Broadly, the Schrider Lab is interested in a number of problems in population and evolutionary genomics, particularly in humans, the fruit fly Drosophila melanogaster, and the malaria vector mosquito Anopheles gambaie. Our main research areas are as follows:

The impact of natural selection on genetic variation

The patterns of genetic variation that we observe among individuals are shaped by several evolutionary forces. First, all variation is the result of mutational mechanisms (e.g. DNA replication error) that introduce new alternative versions of a gene (i.e. alleles). The fate of many of these alleles is determined by random chance, but those with strong enough fitness benefits will be subject to natural selection. Beneficial mutations will rapidly increase in frequency thereby facilitating adaptation, while harmful mutations will quickly be eliminated. These forces will shape patterns of variation in and around the selected region of the genome in characteristic ways. We work to uncover these signatures of selection, and to elucidate their impact on genetic diversity across the genomes of humans and other species. Our work in this area has produced evidence that adaptation has had a larger impact on genomic diversity in humans than previously appreciated.

Using machine learning in order to perform more powerful inference from population genetic data

One of the overarching goals in population genetics is to be able to examine an alignment of gene sequences from multiple individuals and infer the evolutionary forces shaping the diversity across sequences. These phenomena include population size changes, migration across populations, and natural selection. Directly drawing inferences about these forces a sequence alignment, which is simply a large matrix of As, Cs, Gs, and Ts, is far from straightforward. Often, the alignment is summarized by a statistic (e.g. Tajima's D), and extreme values are taken as evidence of natural selection or demographic changes. One problem with this approach is that by boiling the data down to a single number one may lose a fair amount of potentially useful information. We have experimented with applying machine learning tools, which are well suited for large multidimensional data sets (e.g. a large vector of summary statistics rather than a single one), in order to make population genetic inferences while retaining as much information from the original data set as possible. These efforts generally yield far more accurate inferences than those from more traditional methods, and have enormous potential to drive new biological discoveries going forward as data sets continue to grow larger in both size and dimensionality.

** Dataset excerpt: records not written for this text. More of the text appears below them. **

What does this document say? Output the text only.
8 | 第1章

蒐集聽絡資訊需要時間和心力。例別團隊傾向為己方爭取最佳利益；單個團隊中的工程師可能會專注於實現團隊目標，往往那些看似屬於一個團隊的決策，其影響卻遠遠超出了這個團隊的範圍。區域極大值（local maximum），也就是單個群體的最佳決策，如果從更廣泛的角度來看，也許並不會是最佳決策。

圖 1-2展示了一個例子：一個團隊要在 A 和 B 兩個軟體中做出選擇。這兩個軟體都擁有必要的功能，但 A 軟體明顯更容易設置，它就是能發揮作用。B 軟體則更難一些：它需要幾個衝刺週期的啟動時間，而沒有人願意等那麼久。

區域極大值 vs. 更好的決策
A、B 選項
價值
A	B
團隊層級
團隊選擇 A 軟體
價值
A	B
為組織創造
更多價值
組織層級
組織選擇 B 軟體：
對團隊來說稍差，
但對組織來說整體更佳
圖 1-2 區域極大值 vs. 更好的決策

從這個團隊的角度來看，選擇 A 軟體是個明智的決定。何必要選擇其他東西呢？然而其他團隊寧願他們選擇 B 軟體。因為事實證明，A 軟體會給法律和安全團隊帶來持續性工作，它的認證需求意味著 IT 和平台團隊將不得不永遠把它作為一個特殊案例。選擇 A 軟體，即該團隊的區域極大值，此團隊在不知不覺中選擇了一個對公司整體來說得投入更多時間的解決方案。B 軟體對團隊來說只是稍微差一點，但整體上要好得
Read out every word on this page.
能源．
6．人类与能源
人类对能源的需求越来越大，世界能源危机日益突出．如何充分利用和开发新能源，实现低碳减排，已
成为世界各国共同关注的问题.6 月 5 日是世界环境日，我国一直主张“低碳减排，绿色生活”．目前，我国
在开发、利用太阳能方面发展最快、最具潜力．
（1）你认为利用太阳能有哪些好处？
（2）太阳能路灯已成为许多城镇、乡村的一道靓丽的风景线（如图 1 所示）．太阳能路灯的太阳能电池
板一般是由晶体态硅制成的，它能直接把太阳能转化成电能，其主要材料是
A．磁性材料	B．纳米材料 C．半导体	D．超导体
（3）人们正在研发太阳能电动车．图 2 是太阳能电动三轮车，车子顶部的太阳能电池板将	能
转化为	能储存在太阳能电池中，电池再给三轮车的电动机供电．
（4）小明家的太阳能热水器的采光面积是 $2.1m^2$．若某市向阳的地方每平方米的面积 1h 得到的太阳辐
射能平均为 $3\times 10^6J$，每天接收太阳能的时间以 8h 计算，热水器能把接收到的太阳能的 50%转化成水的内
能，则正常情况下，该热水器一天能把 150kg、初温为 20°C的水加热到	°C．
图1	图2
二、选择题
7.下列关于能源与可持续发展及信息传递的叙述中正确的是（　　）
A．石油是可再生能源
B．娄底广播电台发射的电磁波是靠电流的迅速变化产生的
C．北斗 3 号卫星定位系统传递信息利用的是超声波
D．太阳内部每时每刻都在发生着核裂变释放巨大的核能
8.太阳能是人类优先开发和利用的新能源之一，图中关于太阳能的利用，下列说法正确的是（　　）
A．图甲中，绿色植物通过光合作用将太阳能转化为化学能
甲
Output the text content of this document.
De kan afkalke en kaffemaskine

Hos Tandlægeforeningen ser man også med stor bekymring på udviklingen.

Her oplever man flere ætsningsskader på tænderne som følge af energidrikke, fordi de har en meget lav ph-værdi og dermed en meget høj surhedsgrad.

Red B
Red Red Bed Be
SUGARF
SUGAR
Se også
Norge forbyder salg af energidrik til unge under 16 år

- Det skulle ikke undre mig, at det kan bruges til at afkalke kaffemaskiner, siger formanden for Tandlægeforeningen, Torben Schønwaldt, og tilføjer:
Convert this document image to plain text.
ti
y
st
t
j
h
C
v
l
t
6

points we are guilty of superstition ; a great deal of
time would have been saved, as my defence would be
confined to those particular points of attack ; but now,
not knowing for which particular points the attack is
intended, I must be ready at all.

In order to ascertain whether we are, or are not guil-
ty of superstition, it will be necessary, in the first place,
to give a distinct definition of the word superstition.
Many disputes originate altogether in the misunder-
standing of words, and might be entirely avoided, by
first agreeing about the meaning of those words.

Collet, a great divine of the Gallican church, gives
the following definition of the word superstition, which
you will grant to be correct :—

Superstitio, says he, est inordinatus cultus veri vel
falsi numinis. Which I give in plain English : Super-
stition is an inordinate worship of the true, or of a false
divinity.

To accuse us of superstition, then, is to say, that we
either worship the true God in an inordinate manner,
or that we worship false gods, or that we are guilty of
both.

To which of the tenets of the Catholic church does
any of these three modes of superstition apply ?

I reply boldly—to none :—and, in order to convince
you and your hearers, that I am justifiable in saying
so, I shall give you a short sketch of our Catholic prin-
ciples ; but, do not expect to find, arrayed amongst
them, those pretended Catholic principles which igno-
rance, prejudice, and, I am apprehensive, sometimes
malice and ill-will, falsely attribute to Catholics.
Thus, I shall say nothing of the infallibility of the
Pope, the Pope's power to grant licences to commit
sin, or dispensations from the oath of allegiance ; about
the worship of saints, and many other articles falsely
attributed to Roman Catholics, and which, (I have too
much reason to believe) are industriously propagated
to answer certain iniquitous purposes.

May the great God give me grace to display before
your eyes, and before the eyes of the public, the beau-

Surveying genomic structural variants and investigating the evolutionary forces acting on them

It seems that in common usage the word "mutation" is often synonymous with a single base change, such as a replacement of an adenine nucleotide with a guanine. However, many mutations affect more than a single base pair. For example, large genomic duplications or deletions, which can add or remove up to millions of base pairs at a time, occur quite frequently. Inversions, which can cause a large chunk of a chromosome to flip its orientation, are also common. These mutations, referred to as structural variants, are more difficult to detect than simple base changes even using modern DNA sequencing techniques, but often have greater consequences for both disease risk and evolution. We develop tools for detecting structural variants from DNA sequencing data, and work to uncover their evolutionary consequences: What fraction of these mutations are harmful? How often are they adaptive? In addition to structural variants, we also examine some other intriguing yet understudied mutational oddities such as multinucleotide mutations.